In the end, the impact was huge. In a year were many people in Englewood felt as though they lost something, The Christmas Store was a huge gain for them. I’m so proud of the team for donating hundreds of hours to the store this year. I’m so thankful to all of you who donated time, money, and gifts to make it happen.

That’s mostly what I want to say to all of you at the end of 2020. Thanks. You have stuck with this church through thick and thin and this year has been a little of both. You’ve been faithful givers of your time and money. You’ve been diligent and intentional in your relationships. You’ve prayed for and encouraged me, the staff, and each other throughout. You’ve been great parishioners. That was really put to the test this year and a lot of pastors felt isolated and not supported. They felt critiqued and criticized. Although I will always experience some of that in this vocation, I received very little of that this year. THANK YOU!

Lastly, I want you to know that we’ve been surprised by how financially generous and steady you have been. So many of you not only continued to give financially but increased your gift as you anticipated others not being able to give. Your financial generosity has been felt and seen and it has been so amazing.

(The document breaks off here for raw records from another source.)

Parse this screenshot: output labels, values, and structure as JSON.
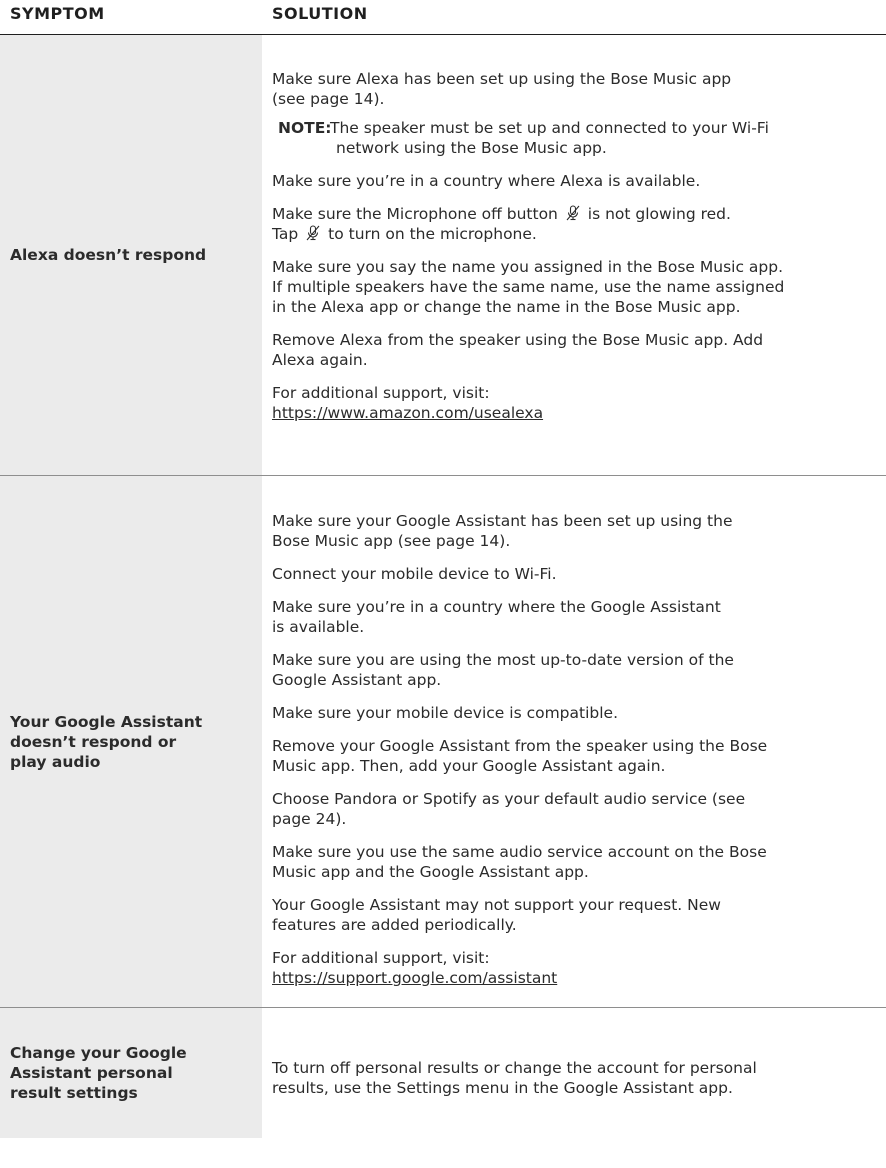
{
  "header": {
    "symptom": "SYMPTOM",
    "solution": "SOLUTION"
  },
  "rows": [
    {
      "symptom": "Alexa doesn’t respond",
      "solutions": {
        "s1_line1": "Make sure Alexa has been set up using the Bose Music app",
        "s1_line2": "(see page 14).",
        "note_label": "NOTE:",
        "note_line1": "The speaker must be set up and connected to your Wi-Fi",
        "note_line2": "network using the Bose Music app.",
        "s2": "Make sure you’re in a country where Alexa is available.",
        "s3_a": "Make sure the Microphone off button",
        "s3_b": "is not glowing red.",
        "s3_c": "Tap",
        "s3_d": "to turn on the microphone.",
        "s4_line1": "Make sure you say the name you assigned in the Bose Music app.",
        "s4_line2": "If multiple speakers have the same name, use the name assigned",
        "s4_line3": "in the Alexa app or change the name in the Bose Music app.",
        "s5_line1": "Remove Alexa from the speaker using the Bose Music app. Add",
        "s5_line2": "Alexa again.",
        "s6_line1": "For additional support, visit:",
        "s6_url": "https://www.amazon.com/usealexa"
      }
    },
    {
      "symptom_line1": "Your Google Assistant",
      "symptom_line2": "doesn’t respond or",
      "symptom_line3": "play audio",
      "solutions": {
        "s1_line1": "Make sure your Google Assistant has been set up using the",
        "s1_line2": "Bose Music app (see page 14).",
        "s2": "Connect your mobile device to Wi-Fi.",
        "s3_line1": "Make sure you’re in a country where the Google Assistant",
        "s3_line2": "is available.",
        "s4_line1": "Make sure you are using the most up-to-date version of the",
        "s4_line2": "Google Assistant app.",
        "s5": "Make sure your mobile device is compatible.",
        "s6_line1": "Remove your Google Assistant from the speaker using the Bose",
        "s6_line2": "Music app. Then, add your Google Assistant again.",
        "s7_line1": "Choose Pandora or Spotify as your default audio service (see",
        "s7_line2": "page 24).",
        "s8_line1": "Make sure you use the same audio service account on the Bose",
        "s8_line2": "Music app and the Google Assistant app.",
        "s9_line1": "Your Google Assistant may not support your request. New",
        "s9_line2": "features are added periodically.",
        "s10_line1": "For additional support, visit:",
        "s10_url": "https://support.google.com/assistant"
      }
    },
    {
      "symptom_line1": "Change your Google",
      "symptom_line2": "Assistant personal",
      "symptom_line3": "result settings",
      "solutions": {
        "s1_line1": "To turn off personal results or change the account for personal",
        "s1_line2": "results, use the Settings menu in the Google Assistant app."
      }
    }
  ],
  "icons": {
    "microphone_off": "microphone-off-icon"
  }
}
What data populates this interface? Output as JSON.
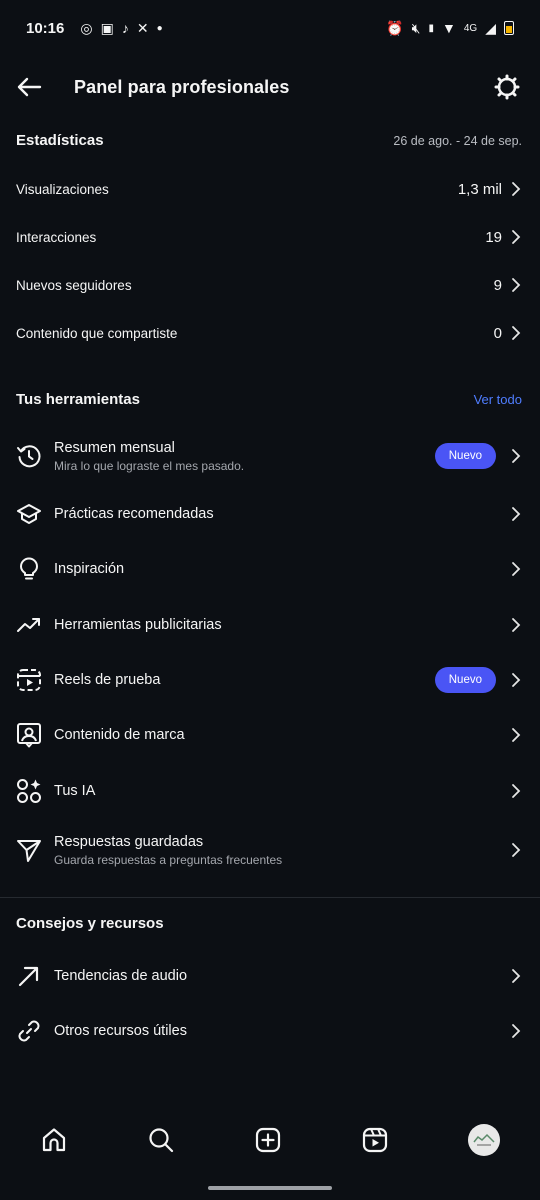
{
  "status_bar": {
    "time": "10:16",
    "network": "4G"
  },
  "header": {
    "title": "Panel para profesionales"
  },
  "stats": {
    "title": "Estadísticas",
    "date_range": "26 de ago. - 24 de sep.",
    "rows": [
      {
        "label": "Visualizaciones",
        "value": "1,3 mil"
      },
      {
        "label": "Interacciones",
        "value": "19"
      },
      {
        "label": "Nuevos seguidores",
        "value": "9"
      },
      {
        "label": "Contenido que compartiste",
        "value": "0"
      }
    ]
  },
  "tools": {
    "title": "Tus herramientas",
    "see_all": "Ver todo",
    "items": [
      {
        "label": "Resumen mensual",
        "sub": "Mira lo que lograste el mes pasado.",
        "badge": "Nuevo",
        "icon": "history-icon"
      },
      {
        "label": "Prácticas recomendadas",
        "icon": "graduation-cap-icon"
      },
      {
        "label": "Inspiración",
        "icon": "lightbulb-icon"
      },
      {
        "label": "Herramientas publicitarias",
        "icon": "trending-up-icon"
      },
      {
        "label": "Reels de prueba",
        "badge": "Nuevo",
        "icon": "reels-test-icon"
      },
      {
        "label": "Contenido de marca",
        "icon": "branded-content-icon"
      },
      {
        "label": "Tus IA",
        "icon": "ai-icon"
      },
      {
        "label": "Respuestas guardadas",
        "sub": "Guarda respuestas a preguntas frecuentes",
        "icon": "send-icon"
      }
    ]
  },
  "resources": {
    "title": "Consejos y recursos",
    "items": [
      {
        "label": "Tendencias de audio",
        "icon": "arrow-up-right-icon"
      },
      {
        "label": "Otros recursos útiles",
        "icon": "link-icon"
      }
    ]
  },
  "colors": {
    "background": "#0c0f14",
    "accent": "#4f7dff",
    "badge": "#4a55f5"
  }
}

I’m happy to report that at this point, we will end the year with our income over our expenses. And if we are able to raise an additional $10k as a church, we will make our budget goal for the year. I’m working on external donors and I’d love for you to consider a year-end gift that would help us get that extra $10k. That will help us enter 2021 financially strong and ready to pursue some of the dreams that God has given us for Englewood.

Again, thank you for EVERYTHING you’ve given this year. It’s been amazing to watch and experience.